HEARTY IMMUNE-BOOSTING CASSEROLE

serves 4  use only Aust. organic meat, bone broth, tom paste and maple syrup

1kg beef chuck, diced
1L bone broth*
4 golden eschallots, sliced
6cl garlic, peeled
2 carrots and 2 parsnips – diced
1T tomato paste
50ml acv
2t maple syrup
60ml extra virgin olive oil
1.5T Celtic salt
1t cracked blk pepper
5 sprigs of thyme

heavy roasting pan.

Preheat oven to 170  degrees C. In a bowl, coat beef in half oil (30ml) and 1T salt.
Place a heavy based roasting tray on a mod heat on stove top.
Brown beef on all sides and remove from tray, setting aside to rest.

Add remaining oil to r.tray then add shallots and brown them gently.
Add parsnips, carrots, garlic and remaining salt to pan, continue to cook until golden brown.

Return beef to pan, fold in t/paste, syrup and allow to caramelise slightly. Add acv to pan and continue to cook for a few minutes until meat and vegies are coated in sticky glaze.

Add bone broth and simmer for 10-12 mins until liquid has reduced by a third. Add thyme and cover with foil or lid and place in oven for 2 hours.

(* 5T Cherry Tree bone broth powder to 1L boiling water – allow to come to room temp)
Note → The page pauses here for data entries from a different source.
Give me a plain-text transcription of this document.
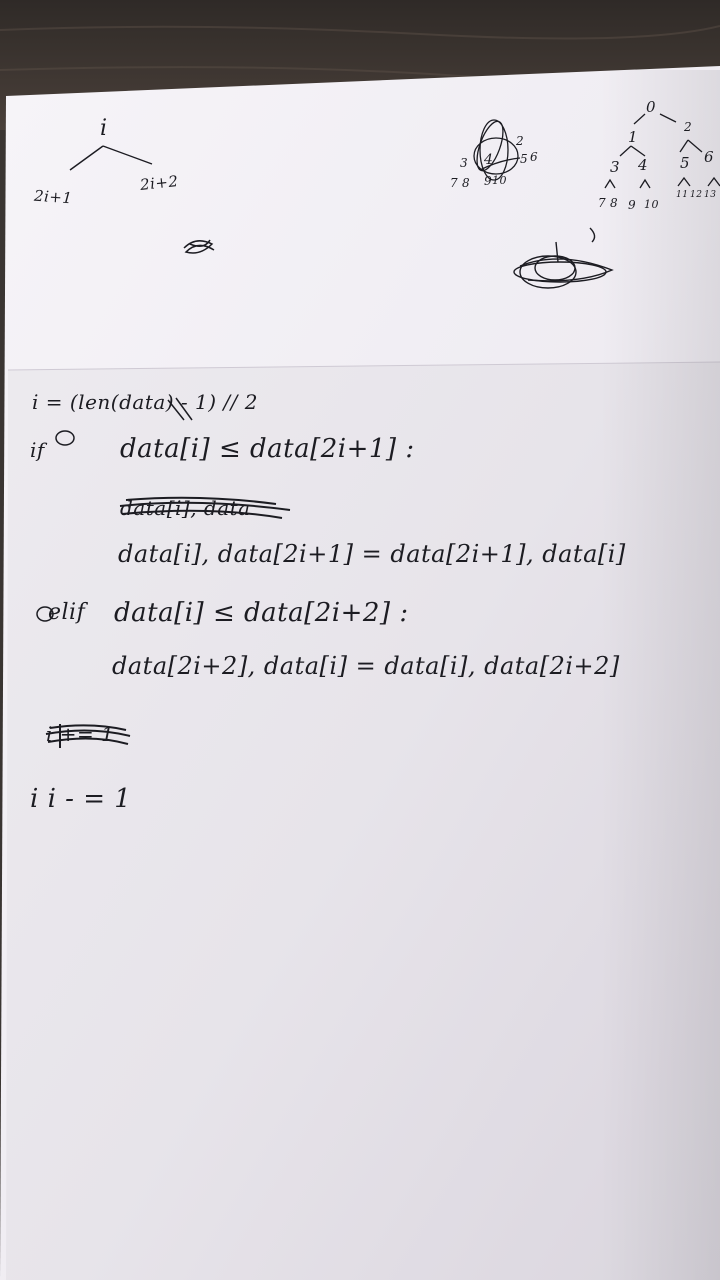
i
2i+1
2i+2
2
3 4 5 6
7 8 9 10
0
1
2
3 4 5 6
7 8 9 10
11 12 13
i = (len(data) - 1) // 2
if	data[i] ≤ data[2i+1] :
data[i], data
data[i], data[2i+1] = data[2i+1], data[i]
elif data[i] ≤ data[2i+2] :
data[2i+2], data[i] = data[i], data[2i+2]
i += 1
i i - = 1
ONE-POT HEALTHY MEXICAN BEEF MINCE

This quick and easy Mexican rice, capsicum and healthy beef mince dish topped with sour cream and avocado is the perfect weeknight dinner.

serves 4

https://www.taste.com.au/recipes/one-pot-healthy-mexican-beef-mince/t9g4tl7b

INGREDIENTS
2 teaspoons extra virgin olive oil
1 red onion, halved, sliced
1 red capsicum, chopped
1 green capsicum, chopped
2 garlic cloves, crushed
2 teaspoons smoked paprika
2 teaspoons dried oregano
1 teaspoon ground cumin
500g lean beef mince
2 tablespoons no-added-salt tomato paste
1 cup salt-reduced beef stock
250g packet 2-minute brown and wild rice blend
Light sour cream, to serve
chopped avocado, to serve
Fresh coriander sprigs, to serve
Sliced red chilli, to serve
Lime halves, to serve

METHOD
1.  Heat oil in large frying pan over medium-high heat. Add onion and capsicums. Cook, stirring occasionally, for 5 minutes or until starting to brown.

2.  Add garlic, paprika, oregano and cumin. Cook, stirring, for 30 seconds or until fragrant.
Add mince. Cook, breaking up mince with a wooden spoon for 6 to 8 minutes or until browned.

3.  Add tomato paste, stock and 1/2 cup water. Bring to a simmer. Stir in rice. Reduce heat to medium-low. Cook, uncovered, for 8 to 10 minutes or until liquid is absorbed.

4.  Top with sour cream, avocado, coriander and chilli. Serve with lime wedges.